Feu par pleine lune,1933, Essen, Folkwang Museum.
Paul Klee. Foehn dans le jardin de Marc, 1915, Munich, Galerie Lenbachhaus.
Foehn dans le jardin de Marc, 1915, Munich, Galerie Lenbachhaus.

Pour Klee, la création de l’art était un simulacre de la création du monde. Comme Goethe, qu’il considérait comme « le seul Allemand tolérable » et dont l’expérience de la nature semblait similaire à la sienne, Klee a essayé de capturer la nature sous la forme d’images primordiales et, comme le poète, l’artiste a découvert « des analogies du design universel dans la plus petite des feuilles ». Lors d’un voyage en Italie avec le sculpteur suisse Hermann Haller, Klee est moins fasciné par l’héritage des artistes visuels – à l’exception de Léonard – que par les principes structurels de l’architecture du Quattrocento, qu’il considère comme la continuation des lois naturelles appliquées par l’homme, et par la flore et la faune de l’aquarium de Naples. Entre ces deux pôles se trouvait le jardin, une nature organique façonnée par l’homme, qui a inspiré nombre de ses tableaux les plus délicats. Et c’est entre ces deux pôles, celui de la construction et celui de l’imagination, que son œuvre riche se développe lentement et régulièrement.

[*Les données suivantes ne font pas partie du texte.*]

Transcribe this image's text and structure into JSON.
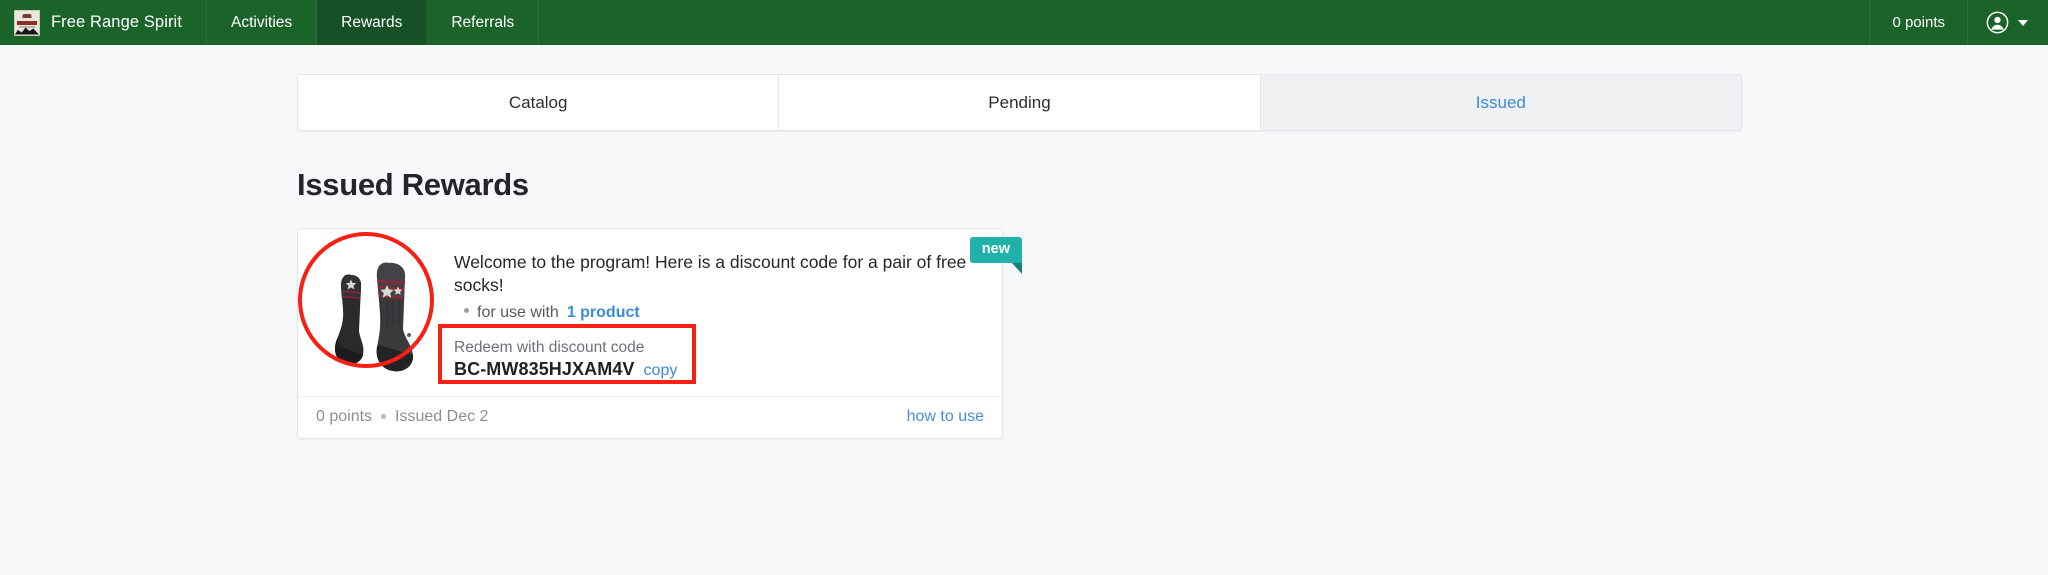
{
  "header": {
    "brand_name": "Free Range Spirit",
    "brand_logo_icon": "crest-logo-icon",
    "nav_items": [
      {
        "label": "Activities",
        "active": false
      },
      {
        "label": "Rewards",
        "active": true
      },
      {
        "label": "Referrals",
        "active": false
      }
    ],
    "points_label": "0 points",
    "account_icon": "user-avatar-icon",
    "caret_icon": "chevron-down-icon",
    "background_color": "#1a6329",
    "active_background_color": "#155026"
  },
  "tabs": [
    {
      "label": "Catalog",
      "active": false
    },
    {
      "label": "Pending",
      "active": false
    },
    {
      "label": "Issued",
      "active": true
    }
  ],
  "page": {
    "title": "Issued Rewards",
    "background_color": "#f7f8fa"
  },
  "reward_card": {
    "badge_label": "new",
    "badge_color": "#20b2aa",
    "thumbnail_icon": "wool-socks-image",
    "description": "Welcome to the program! Here is a discount code for a pair of free socks!",
    "usage_prefix": "for use with",
    "usage_link": "1 product",
    "redeem_label": "Redeem with discount code",
    "discount_code": "BC-MW835HJXAM4V",
    "copy_label": "copy",
    "points_label": "0 points",
    "issued_label": "Issued Dec 2",
    "how_to_use_label": "how to use",
    "link_color": "#3b8bd9"
  },
  "annotations": {
    "highlight_color": "#f72015",
    "ellipse_target": "reward-thumbnail",
    "rectangle_target": "discount-code-block"
  }
}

Paul Klee. Le Niesen, 1915, aquarelle sur papier et panneau, Belin, Kunstmuseum.
Le Niesen, 1915, aquarelle sur papier et panneau, Belin, Kunstmuseum.
Paul Klee. Ville italienne, 1928, Suisse, collection privée.
Ville italienne, 1928, Suisse, collection privée.

En 1911, Klee avait rencontré d’autres artistes dont l’amitié allait avoir une grande importance pour lui : August Macke et Vassily Kandinsky, dont il avait été son voisin pendant trois ans. Louis Moilliet, un ancien ami de Klee, a fait office de médiateur dans les deux cas. Par l’intermédiaire de Kandinsky, il a rencontré un certain nombre d’artistes qui, en 1911, avaient formé la « Nouvelle association des artistes de munichois ». Parmi eux, Gabriele Münter, Alexej von Jawlensky et, surtout, Franz Marc. Kandinsky et Macke travaillent à l’édition de l’almanach Le Cavalier bleu (Der Blaue Reiter), qui est aujourd’hui considéré comme l’un des plus importants manifestes de l’art du XXe siècle. En 1912 a lieu la deuxième et dernière exposition du Cavalier bleu, à laquelle Klee participe avec 12 œuvres. Au printemps 1912, Klee se rend à Paris et rencontre Robert Delaunay. À cette époque, Delaunay s’était dissocié du cubisme et la couleur était devenue pour lui l’ « objet » le plus important du tableau. En 1913, Klee traduit l’article de Delaunay sur la lumière pour la revue berlinoise Der Sturm. Les arguments développés par Delaunay dans cet article devaient être assimilés et appropriés par Klee.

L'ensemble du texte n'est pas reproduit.